Last Sunday was a very hard day for me.
Before Mass in San Agustín, I sat on the side steps of the church and was near tears. During Mass, I felt a heaviness. But, most of all, I felt helpless, powerless.
In the past few weeks, I have been sent by the pastor on two occasions to baptize kids – one four years old and one six years old, who were leaving the next day with their fathers on the long and treacherous trek to the United States.
In the last week, I heard of two cases of relatives of people in the parish who have been kidnapped in Mexico and were being held for an outrageous ransom. At one point, I embraced, prayed, and cried with the parents, wife, and sister of one of the men.
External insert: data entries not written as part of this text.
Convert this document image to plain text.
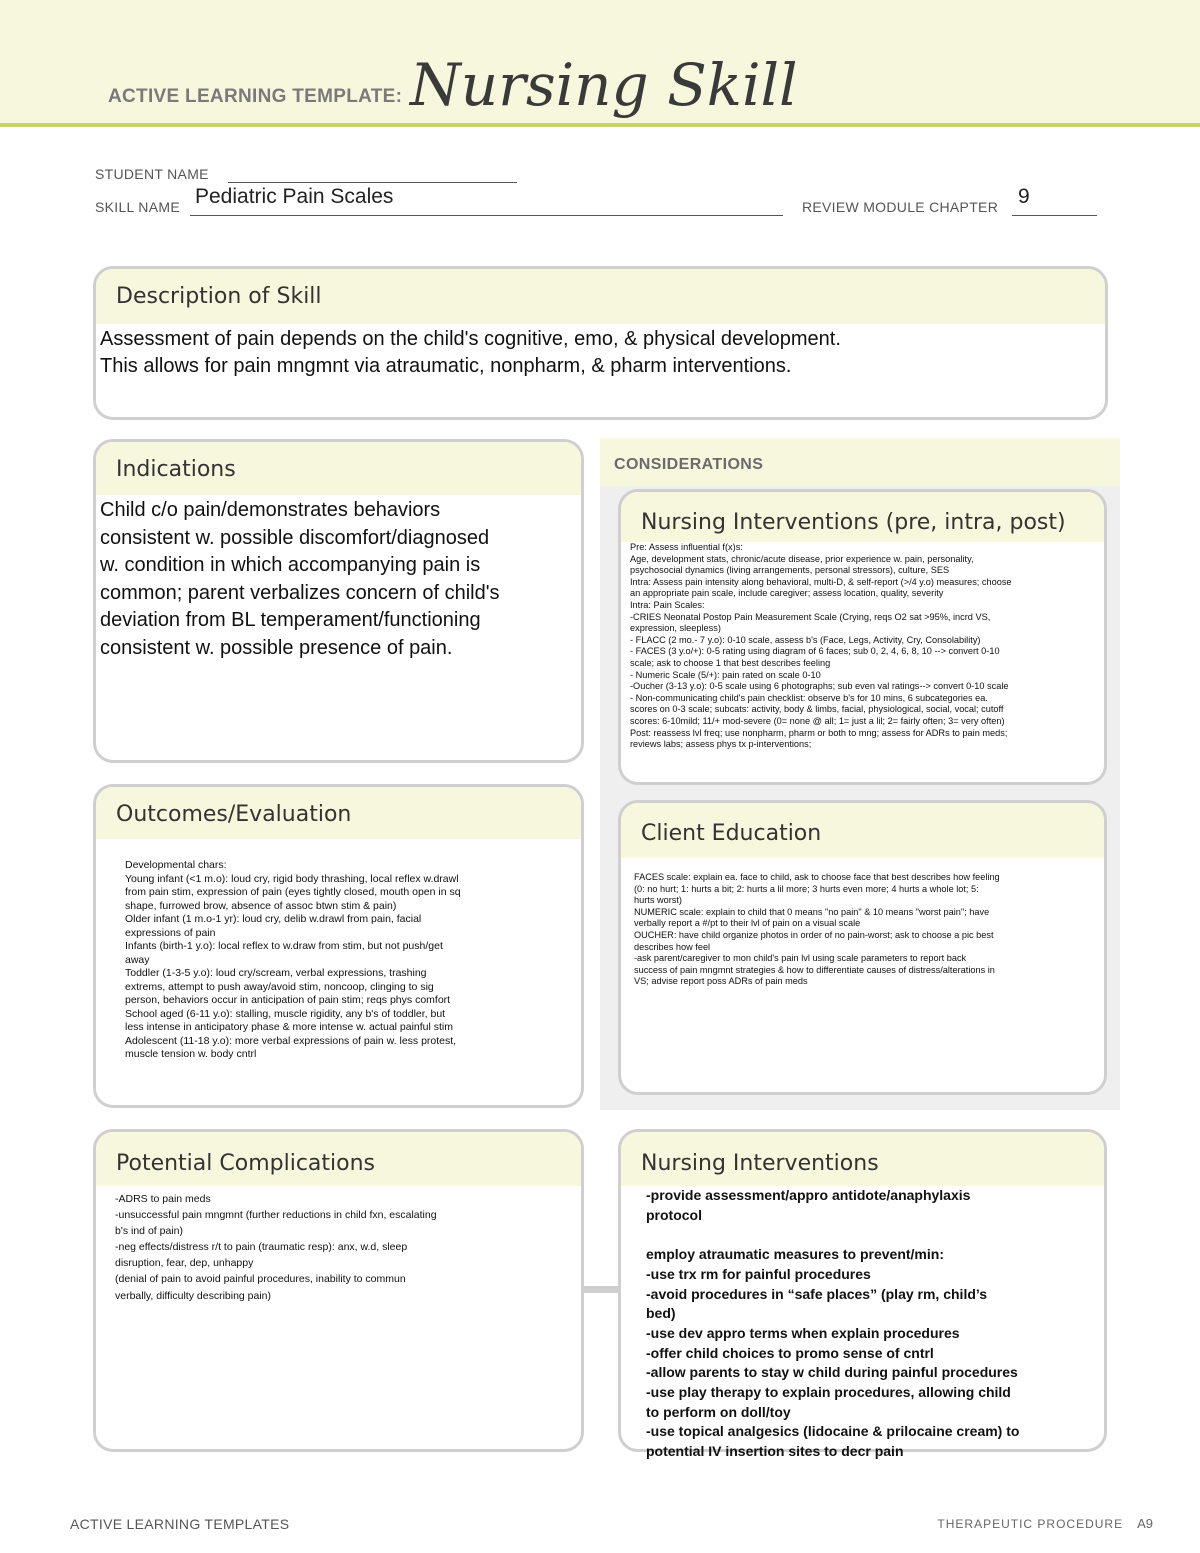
ACTIVE LEARNING TEMPLATE: Nursing Skill
STUDENT NAME
SKILL NAME Pediatric Pain Scales	REVIEW MODULE CHAPTER 9
Description of Skill
Assessment of pain depends on the child's cognitive, emo, & physical development.
This allows for pain mngmnt via atraumatic, nonpharm, & pharm interventions.
Indications
Child c/o pain/demonstrates behaviors
consistent w. possible discomfort/diagnosed
w. condition in which accompanying pain is
common; parent verbalizes concern of child's
deviation from BL temperament/functioning
consistent w. possible presence of pain.
CONSIDERATIONS
Nursing Interventions (pre, intra, post)
Pre: Assess influential f(x)s:
Age, development stats, chronic/acute disease, prior experience w. pain, personality,
psychosocial dynamics (living arrangements, personal stressors), culture, SES
Intra: Assess pain intensity along behavioral, multi-D, & self-report (>/4 y.o) measures; choose
an appropriate pain scale, include caregiver; assess location, quality, severity
Intra: Pain Scales:
-CRIES Neonatal Postop Pain Measurement Scale (Crying, reqs O2 sat >95%, incrd VS,
expression, sleepless)
- FLACC (2 mo.- 7 y.o): 0-10 scale, assess b's (Face, Legs, Activity, Cry, Consolability)
- FACES (3 y.o/+): 0-5 rating using diagram of 6 faces; sub 0, 2, 4, 6, 8, 10 --> convert 0-10
scale; ask to choose 1 that best describes feeling
- Numeric Scale (5/+): pain rated on scale 0-10
-Oucher (3-13 y.o): 0-5 scale using 6 photographs; sub even val ratings--> convert 0-10 scale
- Non-communicating child's pain checklist: observe b's for 10 mins, 6 subcategories ea.
scores on 0-3 scale; subcats: activity, body & limbs, facial, physiological, social, vocal; cutoff
scores: 6-10mild; 11/+ mod-severe (0= none @ all; 1= just a lil; 2= fairly often; 3= very often)
Post: reassess lvl freq; use nonpharm, pharm or both to mng; assess for ADRs to pain meds;
reviews labs; assess phys tx p-interventions;
Client Education
FACES scale: explain ea. face to child, ask to choose face that best describes how feeling
(0: no hurt; 1: hurts a bit; 2: hurts a lil more; 3 hurts even more; 4 hurts a whole lot; 5:
hurts worst)
NUMERIC scale: explain to child that 0 means "no pain" & 10 means "worst pain"; have
verbally report a #/pt to their lvl of pain on a visual scale
OUCHER: have child organize photos in order of no pain-worst; ask to choose a pic best
describes how feel
-ask parent/caregiver to mon child's pain lvl using scale parameters to report back
success of pain mngmnt strategies & how to differentiate causes of distress/alterations in
VS; advise report poss ADRs of pain meds
Outcomes/Evaluation
Developmental chars:
Young infant (<1 m.o): loud cry, rigid body thrashing, local reflex w.drawl
from pain stim, expression of pain (eyes tightly closed, mouth open in sq
shape, furrowed brow, absence of assoc btwn stim & pain)
Older infant (1 m.o-1 yr): loud cry, delib w.drawl from pain, facial
expressions of pain
Infants (birth-1 y.o): local reflex to w.draw from stim, but not push/get
away
Toddler (1-3-5 y.o): loud cry/scream, verbal expressions, trashing
extrems, attempt to push away/avoid stim, noncoop, clinging to sig
person, behaviors occur in anticipation of pain stim; reqs phys comfort
School aged (6-11 y.o): stalling, muscle rigidity, any b's of toddler, but
less intense in anticipatory phase & more intense w. actual painful stim
Adolescent (11-18 y.o): more verbal expressions of pain w. less protest,
muscle tension w. body cntrl
Potential Complications
-ADRS to pain meds
-unsuccessful pain mngmnt (further reductions in child fxn, escalating
b's ind of pain)
-neg effects/distress r/t to pain (traumatic resp): anx, w.d, sleep
disruption, fear, dep, unhappy
(denial of pain to avoid painful procedures, inability to commun
verbally, difficulty describing pain)
Nursing Interventions
-provide assessment/appro antidote/anaphylaxis
protocol
employ atraumatic measures to prevent/min:
-use trx rm for painful procedures
-avoid procedures in “safe places” (play rm, child’s
bed)
-use dev appro terms when explain procedures
-offer child choices to promo sense of cntrl
-allow parents to stay w child during painful procedures
-use play therapy to explain procedures, allowing child
to perform on doll/toy
-use topical analgesics (lidocaine & prilocaine cream) to
potential IV insertion sites to decr pain
ACTIVE LEARNING TEMPLATES	THERAPEUTIC PROCEDURE A9
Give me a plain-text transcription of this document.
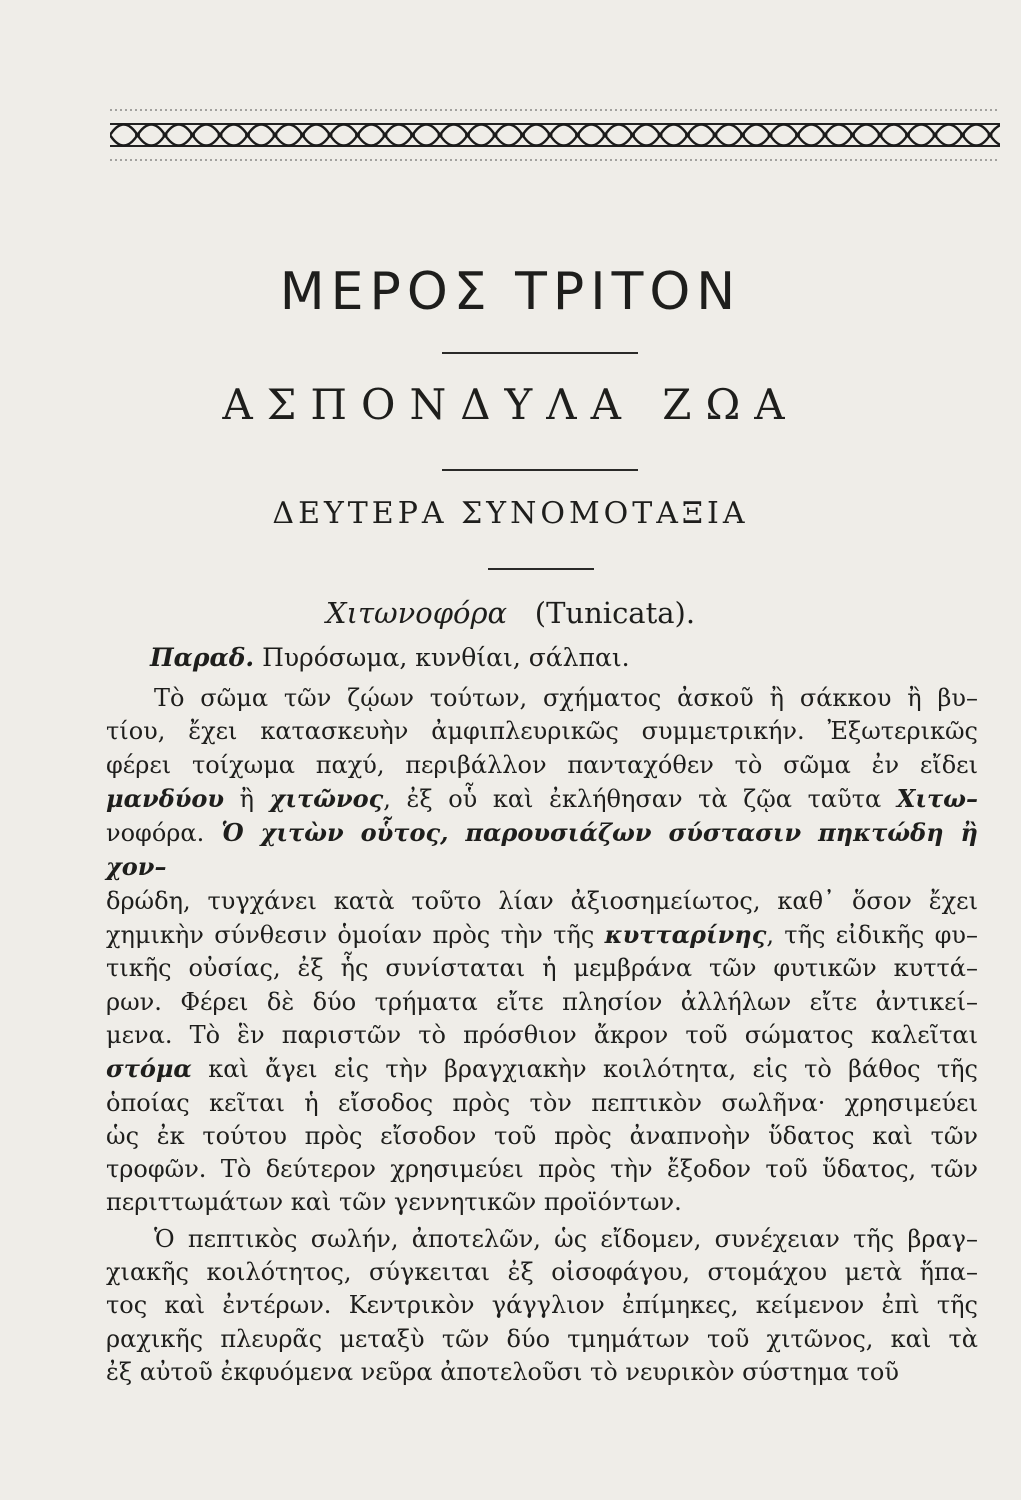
ΜΕΡΟΣ ΤΡΙΤΟΝ
ΑΣΠΟΝΔΥΛΑ ΖΩΑ
ΔΕΥΤΕΡΑ ΣΥΝΟΜΟΤΑΞΙΑ
Χιτωνοφόρα (Tunicata).
Παραδ. Πυρόσωμα, κυνθίαι, σάλπαι.

Τὸ σῶμα τῶν ζῴων τούτων, σχήματος ἀσκοῦ ἢ σάκκου ἢ βυ–
τίου, ἔχει κατασκευὴν ἀμφιπλευρικῶς συμμετρικήν. Ἐξωτερικῶς
φέρει τοίχωμα παχύ, περιβάλλον πανταχόθεν τὸ σῶμα ἐν εἴδει
μανδύου ἢ χιτῶνος, ἐξ οὗ καὶ ἐκλήθησαν τὰ ζῷα ταῦτα Χιτω–
νοφόρα. Ὁ χιτὼν οὗτος, παρουσιάζων σύστασιν πηκτώδη ἢ χον–
δρώδη, τυγχάνει κατὰ τοῦτο λίαν ἀξιοσημείωτος, καθ᾽ ὅσον ἔχει
χημικὴν σύνθεσιν ὁμοίαν πρὸς τὴν τῆς κυτταρίνης, τῆς εἰδικῆς φυ–
τικῆς οὐσίας, ἐξ ἧς συνίσταται ἡ μεμβράνα τῶν φυτικῶν κυττά–
ρων. Φέρει δὲ δύο τρήματα εἴτε πλησίον ἀλλήλων εἴτε ἀντικεί–
μενα. Τὸ ἓν παριστῶν τὸ πρόσθιον ἄκρον τοῦ σώματος καλεῖται
στόμα καὶ ἄγει εἰς τὴν βραγχιακὴν κοιλότητα, εἰς τὸ βάθος τῆς
ὁποίας κεῖται ἡ εἴσοδος πρὸς τὸν πεπτικὸν σωλῆνα· χρησιμεύει
ὡς ἐκ τούτου πρὸς εἴσοδον τοῦ πρὸς ἀναπνοὴν ὕδατος καὶ τῶν
τροφῶν. Τὸ δεύτερον χρησιμεύει πρὸς τὴν ἔξοδον τοῦ ὕδατος, τῶν
περιττωμάτων καὶ τῶν γεννητικῶν προϊόντων.

Ὁ πεπτικὸς σωλήν, ἀποτελῶν, ὡς εἴδομεν, συνέχειαν τῆς βραγ–
χιακῆς κοιλότητος, σύγκειται ἐξ οἰσοφάγου, στομάχου μετὰ ἥπα–
τος καὶ ἐντέρων. Κεντρικὸν γάγγλιον ἐπίμηκες, κείμενον ἐπὶ τῆς
ραχικῆς πλευρᾶς μεταξὺ τῶν δύο τμημάτων τοῦ χιτῶνος, καὶ τὰ
ἐξ αὐτοῦ ἐκφυόμενα νεῦρα ἀποτελοῦσι τὸ νευρικὸν σύστημα τοῦ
In the last few weeks, I also came into contact with family members of migrants who had died in the US and whose bodies were being returned for burial here. One was a 16 year old who drowned, the other was a man in his late twenties who was shot and killed.
On Sunday morning, I went for a Celebration of the Word with Communion in a distant village. I had brought Communion to several people there and asked about one of them. They told me he had died ten days before – just three months short of his hundredth birthday. I had visited him and his wife, who died not too long ago. I also had a scare a few months ago when I went to visit him and found him outside on the patio. He didn’t seem to be breathing and I feared he had died. Some relatives came and we got him to bed. He recovered a bit but was still very weak. Yet he died after collapsing while walking just outside his house.
After the Celebration, I visited a man in his early thirties who needs some serious treatment for some brain injuries; he had a drainage valve inserted years ago, but he needs another operation soon. The costs are astronomic for a poor family but people in his village and others raised about $400. But one day a man came and stole the money.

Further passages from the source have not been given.